Today’s Scripture focus: John 3:14-21
Sometimes it feels as if life is nothing more than a journey from one crisis to the next. There have definitely been times when this statement has rung true in my extended family. Between financial issues, medical issues, relational struggles, work stress, spiritual dryness, family issues, and so on, the crises had threatened to overwhelm me and made me feel as though I were going under. I tend to be the kind of person that retreats into myself in those times of crises. I want to pull the covers back up over my head. I want to retreat away from the world and from people. I want to hide out in my head until the storm blows over.
Spiritual crises seem to be a common theme among many of the great spiritual teachers that I resonate with as well. I can’t help but think of some of the passages from St. John of the Cross in his masterpiece, The Dark Night of the Soul. I think of writings from St. Francis of Assisi, Thomas Merton, Mother Theresa’s recently released letters, Frederich Buechner, Henri Nouwen, etc. All of these writers seem to have had times in their lives where they stared into the deep pit of despair, doubt, loneliness, isolation, and sheer nothingness, hearing only the echo of their own voice reverberate back as they called out for a sign that someone was there. All of these writers, at some point in their journey, reached a place of crisis. They reached a line in the sand where they had to decide if they were going to continue forward or stop journeying all together.
This is where Nicodemus finds himself in today’s passage. Literally, these are the words that come from Jesus’ mouth. “haute de estin he krisis,” it says. Which means, “this is the judgement.” The word translated “judgment” is the word krisis, from which we get the English word crisis. Nicodemus has come to Jesus in search of answer. The answer he gets, however, leads to a crisis of faith. Jesus, the light, has come into the world. As the light, he has exposed the darkness of the world. He has unmasked the powers that had hidden behind attractive veils and convincing disguises. He has pulled back the curtain on the seemingly powerful wizard and exposed him for the fraud he really is.
The problem is this – people like the wizard. They like to make-believe. They like the darkness. They like to hide and pretend that things really aren’t as bad as everyone is making them out to be. They like to believe that they aren’t really hurting anyone.
Nicodemus finds what many of us find: Jesus brings about a crisis. Jesus demands a decision. You’re either in or out. You either follow or walk away. You either step into the light or hide out in the darkness. There is just no room to be neutral when it comes to Jesus. Even no decision is really a decision.
Lent has a way of bringing that point of crisis to the forefront. For forty days, we walk in the footsteps of Jesus’ journey in the wilderness and temptation. For forty days, we recall the forty years that the Israelites spent wandering in the desert of their own sin and rebellion. For forty days, we face our own demons as we make our way to the cross. For forty days, the crisis of Jesus calls to us to make a decision – light or darkness?
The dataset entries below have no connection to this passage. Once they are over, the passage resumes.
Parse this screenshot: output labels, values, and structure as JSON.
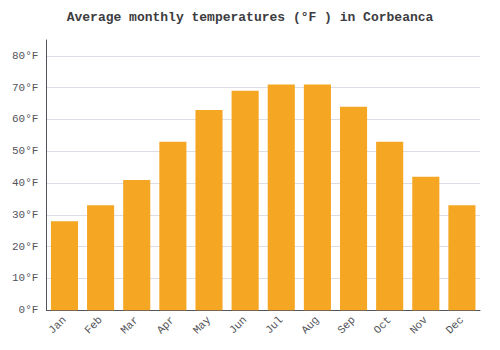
{
  "chart_data": {
    "type": "bar",
    "title": "Average monthly temperatures (°F ) in Corbeanca",
    "categories": [
      "Jan",
      "Feb",
      "Mar",
      "Apr",
      "May",
      "Jun",
      "Jul",
      "Aug",
      "Sep",
      "Oct",
      "Nov",
      "Dec"
    ],
    "values": [
      28,
      33,
      41,
      53,
      63,
      69,
      71,
      71,
      64,
      53,
      42,
      33
    ],
    "color": "#F5A623",
    "ylim": [
      0,
      85
    ],
    "yticks": [
      {
        "value": 0,
        "label": "0°F"
      },
      {
        "value": 10,
        "label": "10°F"
      },
      {
        "value": 20,
        "label": "20°F"
      },
      {
        "value": 30,
        "label": "30°F"
      },
      {
        "value": 40,
        "label": "40°F"
      },
      {
        "value": 50,
        "label": "50°F"
      },
      {
        "value": 60,
        "label": "60°F"
      },
      {
        "value": 70,
        "label": "70°F"
      },
      {
        "value": 80,
        "label": "80°F"
      }
    ],
    "grid": true
  }
}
There is good news couched in this language of crisis, however. “For God did not send his Son into world to condemn the world, but in order that the world might be saved through him.” While the coming of Jesus does bring about a sort of judgment, his purpose is not to come as prosecutor or judge. Rather, his purpose is to come as pardoner – to come as the bringer of forgiveness and the agent of reconciliation. He has come to stand in the gap, repairing the breach, paving the way for us to make our way to the Father. He has come to be our light – our beacon, our lighthouse, so that we can find our way back home.
Prayer: God, I know that I am at a crossroads. I can choose to move closer to you or to run away. I can choose surrender or rebellion. I can choose life or death. I can choose light or darkness. Help me to choose you, regardless of the path down which that decision may lead me. Jesus, I choose you. Lord, I believe. Help my unbelief. Amen.
* Note: This blog post is part of a series of reflections for Lent. The passages are based on a booklet Steven wrote for Ecclesia, the church he pastors in Fairview, NC.